Lullabies for Catatonics review – A serious swing through the archives
Lullabies for Catatonics
While the subtitle (a Journey through the British avant-pop/art rock scene 1967-74) is catnip for the inquisitive music fan, the music is a serious swing through the archives.
Segmented across three discs (Spontaneous Underground, Tea on the Lawn, The Wind Sings Winter Songs), this is yet another terrific dot-joining exercise from Grapefruit Records. It’s also always very interesting to discover where musicians in certain groups started out and ended up in.

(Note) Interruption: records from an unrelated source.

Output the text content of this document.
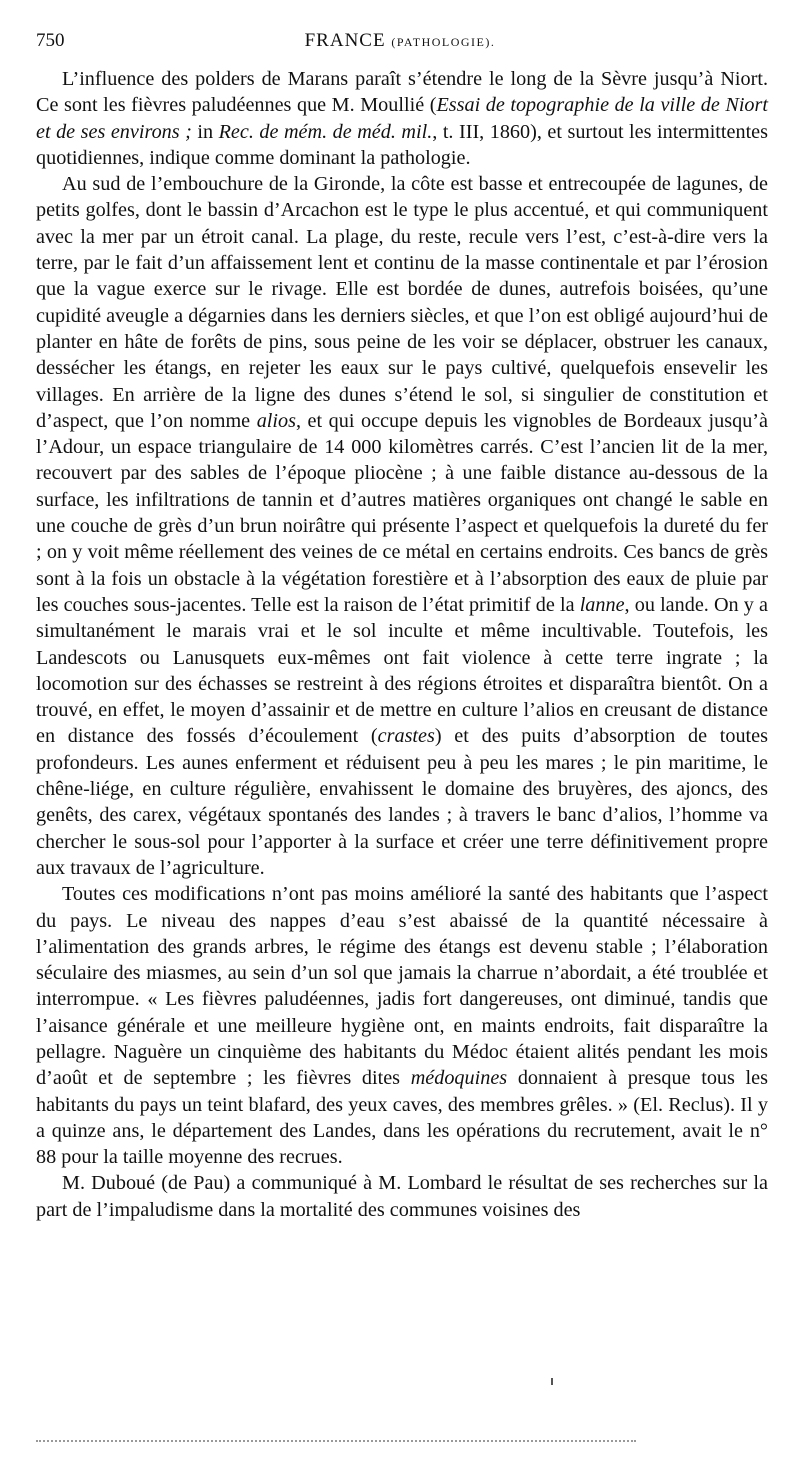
750	FRANCE (PATHOLOGIE).

L’influence des polders de Marans paraît s’étendre le long de la Sèvre jusqu’à Niort. Ce sont les fièvres paludéennes que M. Moullié (Essai de topographie de la ville de Niort et de ses environs ; in Rec. de mém. de méd. mil., t. III, 1860), et surtout les intermittentes quotidiennes, indique comme dominant la pathologie.

Au sud de l’embouchure de la Gironde, la côte est basse et entrecoupée de lagunes, de petits golfes, dont le bassin d’Arcachon est le type le plus accentué, et qui communiquent avec la mer par un étroit canal. La plage, du reste, recule vers l’est, c’est-à-dire vers la terre, par le fait d’un affaissement lent et continu de la masse continentale et par l’érosion que la vague exerce sur le rivage. Elle est bordée de dunes, autrefois boisées, qu’une cupidité aveugle a dégarnies dans les derniers siècles, et que l’on est obligé aujourd’hui de planter en hâte de forêts de pins, sous peine de les voir se déplacer, obstruer les canaux, dessécher les étangs, en rejeter les eaux sur le pays cultivé, quelquefois ensevelir les villages. En arrière de la ligne des dunes s’étend le sol, si singulier de constitution et d’aspect, que l’on nomme alios, et qui occupe depuis les vignobles de Bordeaux jusqu’à l’Adour, un espace triangulaire de 14 000 kilomètres carrés. C’est l’ancien lit de la mer, recouvert par des sables de l’époque pliocène ; à une faible distance au-dessous de la surface, les infiltrations de tannin et d’autres matières organiques ont changé le sable en une couche de grès d’un brun noirâtre qui présente l’aspect et quelquefois la dureté du fer ; on y voit même réellement des veines de ce métal en certains endroits. Ces bancs de grès sont à la fois un obstacle à la végétation forestière et à l’absorption des eaux de pluie par les couches sous-jacentes. Telle est la raison de l’état primitif de la lanne, ou lande. On y a simultanément le marais vrai et le sol inculte et même incultivable. Toutefois, les Landescots ou Lanusquets eux-mêmes ont fait violence à cette terre ingrate ; la locomotion sur des échasses se restreint à des régions étroites et disparaîtra bientôt. On a trouvé, en effet, le moyen d’assainir et de mettre en culture l’alios en creusant de distance en distance des fossés d’écoulement (crastes) et des puits d’absorption de toutes profondeurs. Les aunes enferment et réduisent peu à peu les mares ; le pin maritime, le chêne-liége, en culture régulière, envahissent le domaine des bruyères, des ajoncs, des genêts, des carex, végétaux spontanés des landes ; à travers le banc d’alios, l’homme va chercher le sous-sol pour l’apporter à la surface et créer une terre définitivement propre aux travaux de l’agriculture.

Toutes ces modifications n’ont pas moins amélioré la santé des habitants que l’aspect du pays. Le niveau des nappes d’eau s’est abaissé de la quantité nécessaire à l’alimentation des grands arbres, le régime des étangs est devenu stable ; l’élaboration séculaire des miasmes, au sein d’un sol que jamais la charrue n’abordait, a été troublée et interrompue. « Les fièvres paludéennes, jadis fort dangereuses, ont diminué, tandis que l’aisance générale et une meilleure hygiène ont, en maints endroits, fait disparaître la pellagre. Naguère un cinquième des habitants du Médoc étaient alités pendant les mois d’août et de septembre ; les fièvres dites médoquines donnaient à presque tous les habitants du pays un teint blafard, des yeux caves, des membres grêles. » (El. Reclus). Il y a quinze ans, le département des Landes, dans les opérations du recrutement, avait le n° 88 pour la taille moyenne des recrues.

M. Duboué (de Pau) a communiqué à M. Lombard le résultat de ses recherches sur la part de l’impaludisme dans la mortalité des communes voisines des
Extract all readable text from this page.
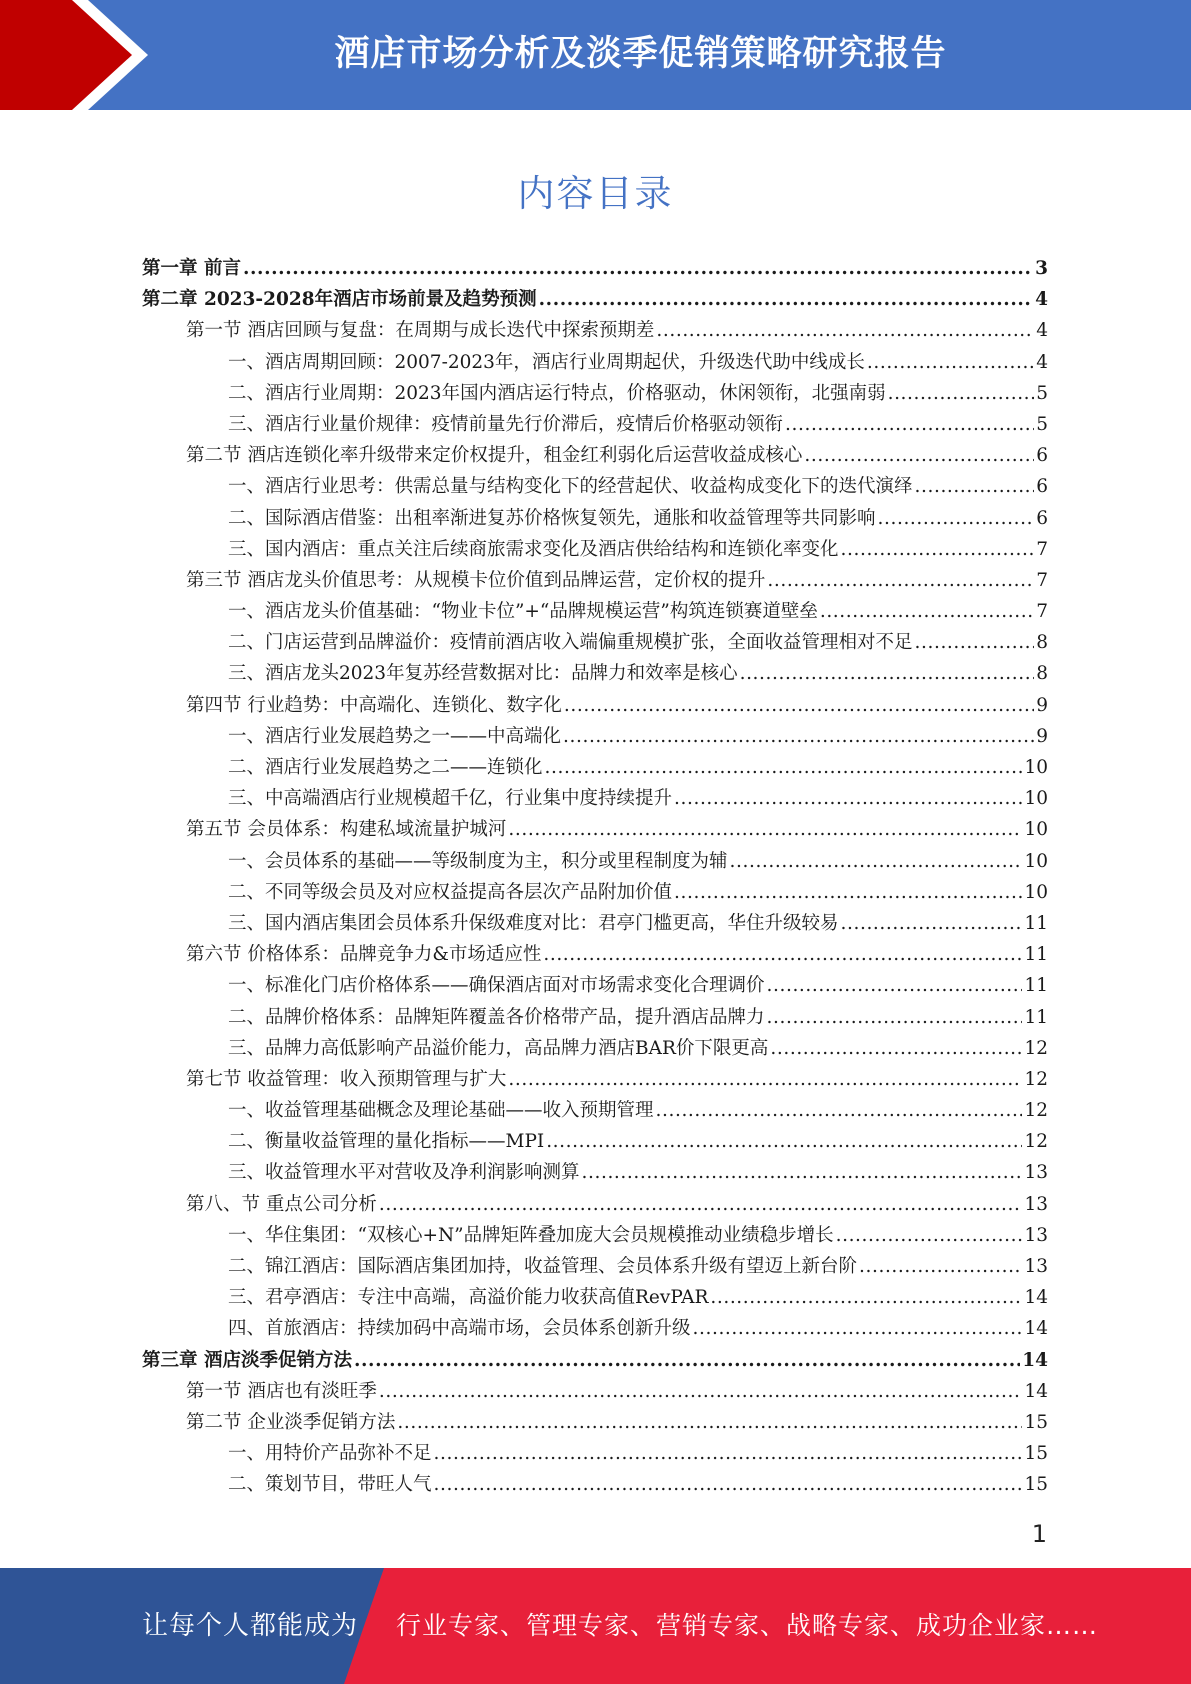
酒店市场分析及淡季促销策略研究报告
内容目录
第一章 前言 .....	3
第二章 2023-2028年酒店市场前景及趋势预测 .....	4
第一节 酒店回顾与复盘：在周期与成长迭代中探索预期差 .....	4
一、酒店周期回顾：2007-2023年，酒店行业周期起伏，升级迭代助中线成长 .....	4
二、酒店行业周期：2023年国内酒店运行特点，价格驱动，休闲领衔，北强南弱 .....	5
三、酒店行业量价规律：疫情前量先行价滞后，疫情后价格驱动领衔 .....	5
第二节 酒店连锁化率升级带来定价权提升，租金红利弱化后运营收益成核心 .....	6
一、酒店行业思考：供需总量与结构变化下的经营起伏、收益构成变化下的迭代演绎 .....	6
二、国际酒店借鉴：出租率渐进复苏价格恢复领先，通胀和收益管理等共同影响 .....	6
三、国内酒店：重点关注后续商旅需求变化及酒店供给结构和连锁化率变化 .....	7
第三节 酒店龙头价值思考：从规模卡位价值到品牌运营，定价权的提升 .....	7
一、酒店龙头价值基础：“物业卡位”+“品牌规模运营”构筑连锁赛道壁垒 .....	7
二、门店运营到品牌溢价：疫情前酒店收入端偏重规模扩张，全面收益管理相对不足 .....	8
三、酒店龙头2023年复苏经营数据对比：品牌力和效率是核心 .....	8
第四节 行业趋势：中高端化、连锁化、数字化 .....	9
一、酒店行业发展趋势之一——中高端化 .....	9
二、酒店行业发展趋势之二——连锁化 .....	10
三、中高端酒店行业规模超千亿，行业集中度持续提升 .....	10
第五节 会员体系：构建私域流量护城河 .....	10
一、会员体系的基础——等级制度为主，积分或里程制度为辅 .....	10
二、不同等级会员及对应权益提高各层次产品附加价值 .....	10
三、国内酒店集团会员体系升保级难度对比：君亭门槛更高，华住升级较易 .....	11
第六节 价格体系：品牌竞争力&市场适应性 .....	11
一、标准化门店价格体系——确保酒店面对市场需求变化合理调价 .....	11
二、品牌价格体系：品牌矩阵覆盖各价格带产品，提升酒店品牌力 .....	11
三、品牌力高低影响产品溢价能力，高品牌力酒店BAR价下限更高 .....	12
第七节 收益管理：收入预期管理与扩大 .....	12
一、收益管理基础概念及理论基础——收入预期管理 .....	12
二、衡量收益管理的量化指标——MPI .....	12
三、收益管理水平对营收及净利润影响测算 .....	13
第八、节 重点公司分析 .....	13
一、华住集团：“双核心+N”品牌矩阵叠加庞大会员规模推动业绩稳步增长 .....	13
二、锦江酒店：国际酒店集团加持，收益管理、会员体系升级有望迈上新台阶 .....	13
三、君亭酒店：专注中高端，高溢价能力收获高值RevPAR .....	14
四、首旅酒店：持续加码中高端市场，会员体系创新升级 .....	14
第三章 酒店淡季促销方法 .....	14
第一节 酒店也有淡旺季 .....	14
第二节 企业淡季促销方法 .....	15
一、用特价产品弥补不足 .....	15
二、策划节目，带旺人气 .....	15
1
让每个人都能成为 行业专家、管理专家、营销专家、战略专家、成功企业家……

Advancing the notion that The Beatles entry into avant-garde pop helped form the UK underground scene (with provincial groups such as The Soft Machine and Pink Floyd taking up the baton and going fully-fledged psychedelic), and that Bob Dylan’s lyrics inspired the free-your-ass-and-your-mind-will-follow brigade of UK poets (Pete Sinfield, Pete Brown, Adrian Henri), the music here ranges from wanton experimental pop (The Liverpool Scene, Genesis, Eyes of Blue, Coxhill-Bedford Duo) to off-kilter commercial fare (Curved Air, Stackridge, Be-Bop Deluxe, 10cc, Mick Ronson).
The overriding feature, however, is of a national music scene digging in, getting their perfumed hands dirty, and generally making the best of a mind-altering, often very puzzling situation.